Ujarnya sambil tersenyum ramah. Walaupun dari hasil kerja kerasnya selama ini
belum bisa mencapai impiannya yaitu membuat rumah, tapi setidaknya dia sudah
berjuang demi pendidikan kedua anaknya hingga tamat SMA dan bisa membeli sepeda
motor.
Jika Tutirah
bekerja demi membantu perekonomian keluarga, berbeda dengan kisah srikandi satu
ini. Saiful namanya, wanita 55 tahun yang berjualan tahu tek di Jalan Bangka
dari tahun 2010 sampai sekarang. Dalam perjalanan kariernya, pada tahun 2001
dia pernah berjualan tahu tek di Fakultas MIPA. Karena urusan internal dari
pusat yang tidak mengijinkan warung yang tidak memiliki tempat khusus, akhirnya
ia berhenti pada tahun 2007 dan melanjutkan kariernya sebagai tenaga kerja
wanita (TKW). Pada tahun 2010 dia kembali melanjutkan kariernya yaitu berdagang
tahu tek dan menetap di Jalan Bangka. Kegigihannya dalam mencari nafkah
sangatlah berkobar. Dia mau berjualan apapun jika tak ada kendala. Tapi apadaya
tempat untuk PKL sudah penuh dan sulit didapatkan. “Sebenarnya saya kepingin jualan
lagi yang lain tapi mana tempatnya? Nggak ada tempatnya.

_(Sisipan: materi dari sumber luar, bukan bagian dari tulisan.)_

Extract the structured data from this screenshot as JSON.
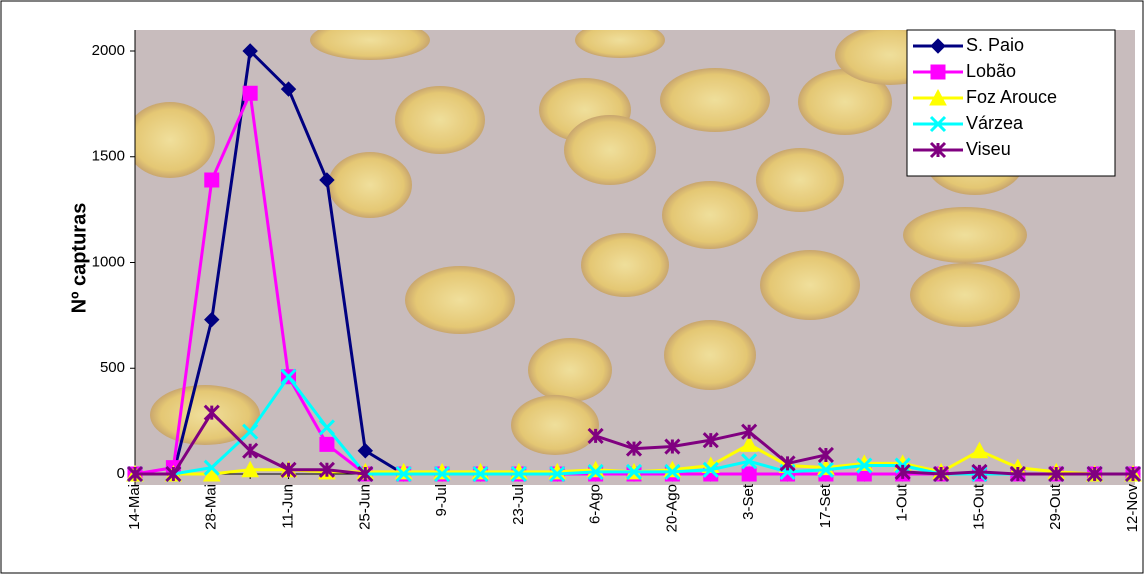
{
  "chart_data": {
    "type": "line",
    "y_label": "Nº capturas",
    "categories": [
      "14-Mai",
      null,
      "28-Mai",
      null,
      "11-Jun",
      null,
      "25-Jun",
      null,
      "9-Jul",
      null,
      "23-Jul",
      null,
      "6-Ago",
      null,
      "20-Ago",
      null,
      "3-Set",
      null,
      "17-Set",
      null,
      "1-Out",
      null,
      "15-Out",
      null,
      "29-Out",
      null,
      "12-Nov"
    ],
    "ylim": [
      0,
      2000
    ],
    "yticks": [
      0,
      500,
      1000,
      1500,
      2000
    ],
    "legend": "top-right",
    "series": [
      {
        "name": "S. Paio",
        "color": "#000080",
        "marker": "diamond",
        "values": [
          0,
          0,
          730,
          2000,
          1820,
          1390,
          110,
          0,
          0,
          0,
          0,
          0,
          0,
          0,
          0,
          0,
          0,
          0,
          0,
          0,
          0,
          0,
          0,
          0,
          0,
          0,
          0
        ]
      },
      {
        "name": "Lobão",
        "color": "#ff00ff",
        "marker": "square",
        "values": [
          0,
          30,
          1390,
          1800,
          460,
          140,
          0,
          0,
          0,
          0,
          0,
          0,
          0,
          0,
          0,
          0,
          0,
          0,
          0,
          0,
          0,
          0,
          0,
          0,
          0,
          0,
          0
        ]
      },
      {
        "name": "Foz Arouce",
        "color": "#ffff00",
        "marker": "triangle",
        "values": [
          0,
          0,
          0,
          20,
          20,
          10,
          10,
          10,
          10,
          10,
          10,
          10,
          20,
          10,
          20,
          40,
          140,
          40,
          30,
          50,
          50,
          10,
          110,
          30,
          10,
          0,
          0
        ]
      },
      {
        "name": "Várzea",
        "color": "#00ffff",
        "marker": "x",
        "values": [
          0,
          0,
          30,
          200,
          460,
          220,
          0,
          0,
          0,
          0,
          0,
          0,
          10,
          10,
          10,
          20,
          60,
          10,
          20,
          40,
          40,
          0,
          0,
          0,
          0,
          0,
          0
        ]
      },
      {
        "name": "Viseu",
        "color": "#800080",
        "marker": "star",
        "values": [
          0,
          0,
          290,
          110,
          20,
          20,
          0,
          null,
          null,
          null,
          null,
          null,
          180,
          120,
          130,
          160,
          200,
          50,
          90,
          null,
          10,
          0,
          10,
          0,
          0,
          0,
          0
        ]
      }
    ]
  }
}
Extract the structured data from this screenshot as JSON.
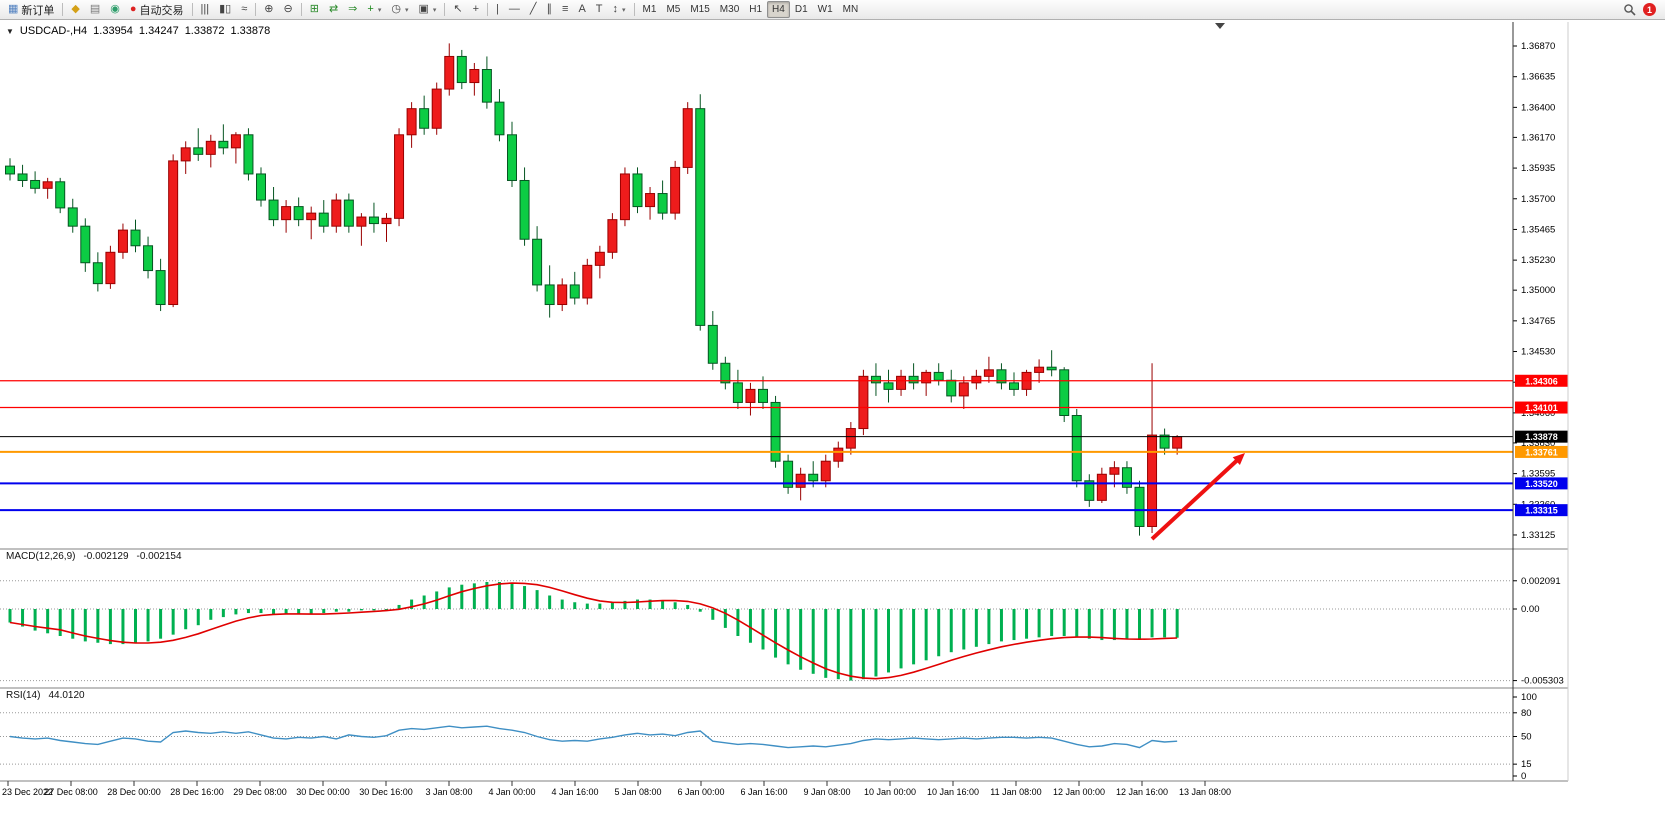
{
  "toolbar": {
    "notification_count": "1",
    "items": [
      {
        "type": "btn",
        "name": "new-order",
        "glyph": "▦",
        "glyph_color": "#4f7fbf",
        "label": "新订单"
      },
      {
        "type": "sep"
      },
      {
        "type": "ico",
        "name": "signals",
        "glyph": "◆",
        "glyph_color": "#d4a017"
      },
      {
        "type": "ico",
        "name": "print",
        "glyph": "▤",
        "glyph_color": "#777777"
      },
      {
        "type": "ico",
        "name": "news",
        "glyph": "◉",
        "glyph_color": "#2e9e6b"
      },
      {
        "type": "btn",
        "name": "auto-trading",
        "glyph": "●",
        "glyph_color": "#dd2222",
        "label": "自动交易"
      },
      {
        "type": "sep"
      },
      {
        "type": "ico",
        "name": "bar-chart",
        "glyph": "|||"
      },
      {
        "type": "ico",
        "name": "candlestick-chart",
        "glyph": "▮▯"
      },
      {
        "type": "ico",
        "name": "line-chart",
        "glyph": "≈"
      },
      {
        "type": "sep"
      },
      {
        "type": "ico",
        "name": "zoom-in",
        "glyph": "⊕"
      },
      {
        "type": "ico",
        "name": "zoom-out",
        "glyph": "⊖"
      },
      {
        "type": "sep"
      },
      {
        "type": "ico",
        "name": "tile-windows",
        "glyph": "⊞",
        "glyph_color": "#2a8a2a"
      },
      {
        "type": "ico",
        "name": "auto-scroll",
        "glyph": "⇄",
        "glyph_color": "#2a8a2a"
      },
      {
        "type": "ico",
        "name": "chart-shift",
        "glyph": "⇒",
        "glyph_color": "#2a8a2a"
      },
      {
        "type": "ico",
        "name": "new-chart",
        "glyph": "+",
        "glyph_color": "#1c8a1c",
        "dd": true
      },
      {
        "type": "ico",
        "name": "periods",
        "glyph": "◷",
        "dd": true
      },
      {
        "type": "ico",
        "name": "templates",
        "glyph": "▣",
        "dd": true
      },
      {
        "type": "sep"
      },
      {
        "type": "ico",
        "name": "cursor",
        "glyph": "↖"
      },
      {
        "type": "ico",
        "name": "crosshair",
        "glyph": "+"
      },
      {
        "type": "sep"
      },
      {
        "type": "ico",
        "name": "vertical-line",
        "glyph": "|"
      },
      {
        "type": "ico",
        "name": "horizontal-line",
        "glyph": "—"
      },
      {
        "type": "ico",
        "name": "trendline",
        "glyph": "╱"
      },
      {
        "type": "ico",
        "name": "equidistant-channel",
        "glyph": "∥"
      },
      {
        "type": "ico",
        "name": "fibonacci",
        "glyph": "≡"
      },
      {
        "type": "ico",
        "name": "text",
        "glyph": "A"
      },
      {
        "type": "ico",
        "name": "text-label",
        "glyph": "T"
      },
      {
        "type": "ico",
        "name": "arrows",
        "glyph": "↕",
        "dd": true
      },
      {
        "type": "sep"
      },
      {
        "type": "tf",
        "name": "timeframe-m1",
        "label": "M1"
      },
      {
        "type": "tf",
        "name": "timeframe-m5",
        "label": "M5"
      },
      {
        "type": "tf",
        "name": "timeframe-m15",
        "label": "M15"
      },
      {
        "type": "tf",
        "name": "timeframe-m30",
        "label": "M30"
      },
      {
        "type": "tf",
        "name": "timeframe-h1",
        "label": "H1"
      },
      {
        "type": "tf",
        "name": "timeframe-h4",
        "label": "H4",
        "active": true
      },
      {
        "type": "tf",
        "name": "timeframe-d1",
        "label": "D1"
      },
      {
        "type": "tf",
        "name": "timeframe-w1",
        "label": "W1"
      },
      {
        "type": "tf",
        "name": "timeframe-mn",
        "label": "MN"
      }
    ]
  },
  "chart": {
    "marker": "▼",
    "symbol_period": "USDCAD-,H4",
    "open": "1.33954",
    "high": "1.34247",
    "low": "1.33872",
    "close": "1.33878"
  },
  "macd": {
    "label": "MACD(12,26,9)",
    "value_main": "-0.002129",
    "value_signal": "-0.002154",
    "axis": [
      "0.002091",
      "0.00",
      "-0.005303"
    ]
  },
  "rsi": {
    "label": "RSI(14)",
    "value": "44.0120",
    "axis": [
      "100",
      "80",
      "50",
      "15",
      "0"
    ]
  },
  "chart_data": {
    "type": "candlestick",
    "symbol": "USDCAD-",
    "timeframe": "H4",
    "ohlc_current": {
      "open": 1.33954,
      "high": 1.34247,
      "low": 1.33872,
      "close": 1.33878
    },
    "price_axis_labels": [
      "1.36870",
      "1.36635",
      "1.36400",
      "1.36170",
      "1.35935",
      "1.35700",
      "1.35465",
      "1.35230",
      "1.35000",
      "1.34765",
      "1.34530",
      "1.34295",
      "1.34060",
      "1.33830",
      "1.33595",
      "1.33360",
      "1.33125"
    ],
    "time_axis_labels": [
      "23 Dec 2022",
      "27 Dec 08:00",
      "28 Dec 00:00",
      "28 Dec 16:00",
      "29 Dec 08:00",
      "30 Dec 00:00",
      "30 Dec 16:00",
      "3 Jan 08:00",
      "4 Jan 00:00",
      "4 Jan 16:00",
      "5 Jan 08:00",
      "6 Jan 00:00",
      "6 Jan 16:00",
      "9 Jan 08:00",
      "10 Jan 00:00",
      "10 Jan 16:00",
      "11 Jan 08:00",
      "12 Jan 00:00",
      "12 Jan 16:00",
      "13 Jan 08:00"
    ],
    "levels": [
      {
        "name": "resistance-line-upper",
        "price": 1.34306,
        "label": "1.34306",
        "color": "#ff0000",
        "width": 1.2
      },
      {
        "name": "resistance-line-lower",
        "price": 1.34101,
        "label": "1.34101",
        "color": "#ff0000",
        "width": 1.2
      },
      {
        "name": "current-price-line",
        "price": 1.33878,
        "label": "1.33878",
        "color": "#000000",
        "width": 1
      },
      {
        "name": "pivot-line-orange",
        "price": 1.33761,
        "label": "1.33761",
        "color": "#ff9900",
        "width": 2
      },
      {
        "name": "support-line-upper",
        "price": 1.3352,
        "label": "1.33520",
        "color": "#0000ee",
        "width": 2
      },
      {
        "name": "support-line-lower",
        "price": 1.33315,
        "label": "1.33315",
        "color": "#0000ee",
        "width": 2
      }
    ],
    "candles": [
      [
        1.3595,
        1.3601,
        1.3584,
        1.3589
      ],
      [
        1.3589,
        1.3596,
        1.3579,
        1.3584
      ],
      [
        1.3584,
        1.3591,
        1.3574,
        1.3578
      ],
      [
        1.3578,
        1.3586,
        1.357,
        1.3583
      ],
      [
        1.3583,
        1.3586,
        1.3559,
        1.3563
      ],
      [
        1.3563,
        1.357,
        1.3544,
        1.3549
      ],
      [
        1.3549,
        1.3555,
        1.3514,
        1.3521
      ],
      [
        1.3521,
        1.3529,
        1.3499,
        1.3505
      ],
      [
        1.3505,
        1.3534,
        1.3501,
        1.3529
      ],
      [
        1.3529,
        1.3551,
        1.3524,
        1.3546
      ],
      [
        1.3546,
        1.3554,
        1.3529,
        1.3534
      ],
      [
        1.3534,
        1.3541,
        1.3509,
        1.3515
      ],
      [
        1.3515,
        1.3524,
        1.3484,
        1.3489
      ],
      [
        1.3489,
        1.3604,
        1.3487,
        1.3599
      ],
      [
        1.3599,
        1.3614,
        1.3589,
        1.3609
      ],
      [
        1.3609,
        1.3624,
        1.3599,
        1.3604
      ],
      [
        1.3604,
        1.3619,
        1.3594,
        1.3614
      ],
      [
        1.3614,
        1.3627,
        1.3604,
        1.3609
      ],
      [
        1.3609,
        1.3621,
        1.3597,
        1.3619
      ],
      [
        1.3619,
        1.3624,
        1.3584,
        1.3589
      ],
      [
        1.3589,
        1.3594,
        1.3564,
        1.3569
      ],
      [
        1.3569,
        1.3579,
        1.3549,
        1.3554
      ],
      [
        1.3554,
        1.3569,
        1.3544,
        1.3564
      ],
      [
        1.3564,
        1.3571,
        1.3549,
        1.3554
      ],
      [
        1.3554,
        1.3564,
        1.3539,
        1.3559
      ],
      [
        1.3559,
        1.3569,
        1.3544,
        1.3549
      ],
      [
        1.3549,
        1.3574,
        1.3544,
        1.3569
      ],
      [
        1.3569,
        1.3574,
        1.3544,
        1.3549
      ],
      [
        1.3549,
        1.3559,
        1.3534,
        1.3556
      ],
      [
        1.3556,
        1.3567,
        1.3544,
        1.3551
      ],
      [
        1.3551,
        1.3559,
        1.3537,
        1.3555
      ],
      [
        1.3555,
        1.3624,
        1.3549,
        1.3619
      ],
      [
        1.3619,
        1.3644,
        1.3609,
        1.3639
      ],
      [
        1.3639,
        1.3649,
        1.3619,
        1.3624
      ],
      [
        1.3624,
        1.3659,
        1.3619,
        1.3654
      ],
      [
        1.3654,
        1.3689,
        1.3649,
        1.3679
      ],
      [
        1.3679,
        1.3684,
        1.3654,
        1.3659
      ],
      [
        1.3659,
        1.3674,
        1.3649,
        1.3669
      ],
      [
        1.3669,
        1.3679,
        1.3639,
        1.3644
      ],
      [
        1.3644,
        1.3654,
        1.3614,
        1.3619
      ],
      [
        1.3619,
        1.3629,
        1.3579,
        1.3584
      ],
      [
        1.3584,
        1.3594,
        1.3534,
        1.3539
      ],
      [
        1.3539,
        1.3549,
        1.3499,
        1.3504
      ],
      [
        1.3504,
        1.3519,
        1.3479,
        1.3489
      ],
      [
        1.3489,
        1.3509,
        1.3484,
        1.3504
      ],
      [
        1.3504,
        1.3514,
        1.3489,
        1.3494
      ],
      [
        1.3494,
        1.3524,
        1.3489,
        1.3519
      ],
      [
        1.3519,
        1.3534,
        1.3509,
        1.3529
      ],
      [
        1.3529,
        1.3559,
        1.3524,
        1.3554
      ],
      [
        1.3554,
        1.3594,
        1.3549,
        1.3589
      ],
      [
        1.3589,
        1.3594,
        1.3559,
        1.3564
      ],
      [
        1.3564,
        1.3579,
        1.3554,
        1.3574
      ],
      [
        1.3574,
        1.3584,
        1.3554,
        1.3559
      ],
      [
        1.3559,
        1.3599,
        1.3554,
        1.3594
      ],
      [
        1.3594,
        1.3644,
        1.3589,
        1.3639
      ],
      [
        1.3639,
        1.365,
        1.3469,
        1.3473
      ],
      [
        1.3473,
        1.3484,
        1.3439,
        1.3444
      ],
      [
        1.3444,
        1.3449,
        1.3424,
        1.3429
      ],
      [
        1.3429,
        1.3439,
        1.3409,
        1.3414
      ],
      [
        1.3414,
        1.3429,
        1.3404,
        1.3424
      ],
      [
        1.3424,
        1.3434,
        1.3409,
        1.3414
      ],
      [
        1.3414,
        1.3419,
        1.3364,
        1.3369
      ],
      [
        1.3369,
        1.3374,
        1.3344,
        1.3349
      ],
      [
        1.3349,
        1.3364,
        1.3339,
        1.3359
      ],
      [
        1.3359,
        1.3369,
        1.3349,
        1.3354
      ],
      [
        1.3354,
        1.3374,
        1.3349,
        1.3369
      ],
      [
        1.3369,
        1.3384,
        1.3364,
        1.3379
      ],
      [
        1.3379,
        1.3399,
        1.3374,
        1.3394
      ],
      [
        1.3394,
        1.3439,
        1.3389,
        1.3434
      ],
      [
        1.3434,
        1.3444,
        1.3419,
        1.3429
      ],
      [
        1.3429,
        1.3439,
        1.3414,
        1.3424
      ],
      [
        1.3424,
        1.3439,
        1.3419,
        1.3434
      ],
      [
        1.3434,
        1.3444,
        1.3424,
        1.3429
      ],
      [
        1.3429,
        1.3439,
        1.3419,
        1.3437
      ],
      [
        1.3437,
        1.3444,
        1.3427,
        1.3431
      ],
      [
        1.3431,
        1.3439,
        1.3414,
        1.3419
      ],
      [
        1.3419,
        1.3434,
        1.3409,
        1.3429
      ],
      [
        1.3429,
        1.3439,
        1.3424,
        1.3434
      ],
      [
        1.3434,
        1.3449,
        1.3429,
        1.3439
      ],
      [
        1.3439,
        1.3444,
        1.3424,
        1.3429
      ],
      [
        1.3429,
        1.3437,
        1.3419,
        1.3424
      ],
      [
        1.3424,
        1.3439,
        1.3419,
        1.3437
      ],
      [
        1.3437,
        1.3447,
        1.3429,
        1.3441
      ],
      [
        1.3441,
        1.3454,
        1.3434,
        1.3439
      ],
      [
        1.3439,
        1.3441,
        1.3399,
        1.3404
      ],
      [
        1.3404,
        1.3409,
        1.3349,
        1.3354
      ],
      [
        1.3354,
        1.3359,
        1.3334,
        1.3339
      ],
      [
        1.3339,
        1.3364,
        1.3337,
        1.3359
      ],
      [
        1.3359,
        1.3369,
        1.3349,
        1.3364
      ],
      [
        1.3364,
        1.3369,
        1.3344,
        1.3349
      ],
      [
        1.3349,
        1.3354,
        1.3312,
        1.3319
      ],
      [
        1.3319,
        1.3444,
        1.3314,
        1.3389
      ],
      [
        1.3389,
        1.3394,
        1.3374,
        1.3379
      ],
      [
        1.3379,
        1.3389,
        1.3374,
        1.33878
      ]
    ],
    "macd_histogram": [
      -0.001,
      -0.0013,
      -0.0016,
      -0.0018,
      -0.002,
      -0.0022,
      -0.0024,
      -0.0025,
      -0.0026,
      -0.0026,
      -0.0025,
      -0.0024,
      -0.0022,
      -0.0019,
      -0.0015,
      -0.0012,
      -0.0008,
      -0.0006,
      -0.0004,
      -0.0003,
      -0.0003,
      -0.0004,
      -0.0004,
      -0.0004,
      -0.0004,
      -0.0003,
      -0.0002,
      -0.0002,
      -0.0001,
      -0.0001,
      0.0,
      0.0003,
      0.0007,
      0.001,
      0.0013,
      0.0016,
      0.0018,
      0.0019,
      0.002,
      0.002,
      0.0019,
      0.0017,
      0.0014,
      0.001,
      0.0007,
      0.0005,
      0.0004,
      0.0004,
      0.0005,
      0.0006,
      0.0007,
      0.0007,
      0.0006,
      0.0005,
      0.0003,
      -0.0002,
      -0.0008,
      -0.0014,
      -0.002,
      -0.0025,
      -0.003,
      -0.0036,
      -0.0041,
      -0.0045,
      -0.0048,
      -0.0051,
      -0.0052,
      -0.0053,
      -0.0052,
      -0.005,
      -0.0047,
      -0.0044,
      -0.0041,
      -0.0038,
      -0.0035,
      -0.0032,
      -0.003,
      -0.0028,
      -0.0026,
      -0.0024,
      -0.0023,
      -0.0022,
      -0.0021,
      -0.002,
      -0.002,
      -0.0021,
      -0.0022,
      -0.0023,
      -0.0023,
      -0.0022,
      -0.0022,
      -0.0021,
      -0.0021,
      -0.002129
    ],
    "rsi_values": [
      50,
      48,
      47,
      48,
      45,
      43,
      41,
      40,
      44,
      48,
      47,
      44,
      43,
      55,
      57,
      55,
      54,
      56,
      54,
      56,
      52,
      48,
      47,
      49,
      48,
      50,
      47,
      52,
      50,
      49,
      51,
      58,
      60,
      59,
      61,
      63,
      61,
      62,
      63,
      60,
      58,
      55,
      50,
      46,
      44,
      45,
      44,
      47,
      49,
      52,
      54,
      52,
      53,
      51,
      55,
      57,
      44,
      42,
      40,
      41,
      40,
      38,
      36,
      37,
      38,
      37,
      39,
      41,
      45,
      47,
      46,
      47,
      48,
      47,
      46,
      47,
      48,
      47,
      48,
      49,
      49,
      48,
      49,
      48,
      44,
      40,
      37,
      38,
      41,
      40,
      36,
      45,
      43,
      44.012
    ],
    "annotations": [
      {
        "type": "arrow",
        "name": "buy-signal-arrow",
        "color": "#ee1111",
        "from": [
          1152,
          519
        ],
        "to": [
          1245,
          433
        ]
      }
    ],
    "colors": {
      "up": "#ee1c1c",
      "up_stroke": "#990000",
      "down": "#0ccc44",
      "down_stroke": "#065522",
      "macd_histogram": "#00b050",
      "macd_signal": "#e00000",
      "rsi_line": "#3f8fc4"
    }
  }
}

Kalau pingin punya tempat itu pasti beli,” dengan nada kecewa,
ujar wanita berlogat Madura ini.
Lain lagi
dengan Mariyati, penjual pecel madiun yang sering bertempat di Jalan
Jawa. Dalam kariernya dia sangat menjunjung tinggi emansipasi dalam hal
perekonomian keluarganya, hingga pekerjaannya yaitu berdagang pecel madiun itu
semua atas kemauannya sendiri. Wanita berusia tiga puluh tahun ini menggunakan
kesempatan bekerja yang diberikan kebebasan oleh suaminya. “Katanya suami saya
gini, kalau sampeyan pingin bekerja nggak papa kalau nggak mau
kerja ya nggak papa, bilang gitu. Ya sudah mas saya
manfaatkan,” ujarnya dengan mantap.
Fenomena
tersebut banyak di sekitar kita. Lalu bagaimana kajian antropologinya? Saya
berkesempatan mengobrol tentang perekonomian wanita-wanita PKL dengan Kusnadi
selaku dosen Antropologi Fakultas Sastra, Universitas Jember.
Menurut
Kusnadi, di dalam masyarakat mengenal dengan sistem gender. Sistem gender
adalah sistem yang mengatur tentang pembagian kerja antara perempuan dan
laki-laki menurut persepsi kebudayaan masyarakat yang disampaikan. Konstruksi
sosial yang dibuat untuk masyarakat sendiri untuk mendefinisikan bagaimana
perempuan dan laki-laki berperan dalam pekerjaan-pekerjaan tertentu, dan setiap
kelompok masyarakat berbeda persepsinya.
Sedangkan di
Jember sendiri mobilisasi seluruh sumber daya keluarga justru dituntut karena
kebutuhan ekonomi yang semakin tinggi. Jadi konstruksi gender yang sebelumnya
konserfatif akan menjadi cair atau fleksibel karena tekanan ekonomi dari luar
lebih hebat daripada kondisi di dalam. “Saya kira di perkotaan (Jember. Red)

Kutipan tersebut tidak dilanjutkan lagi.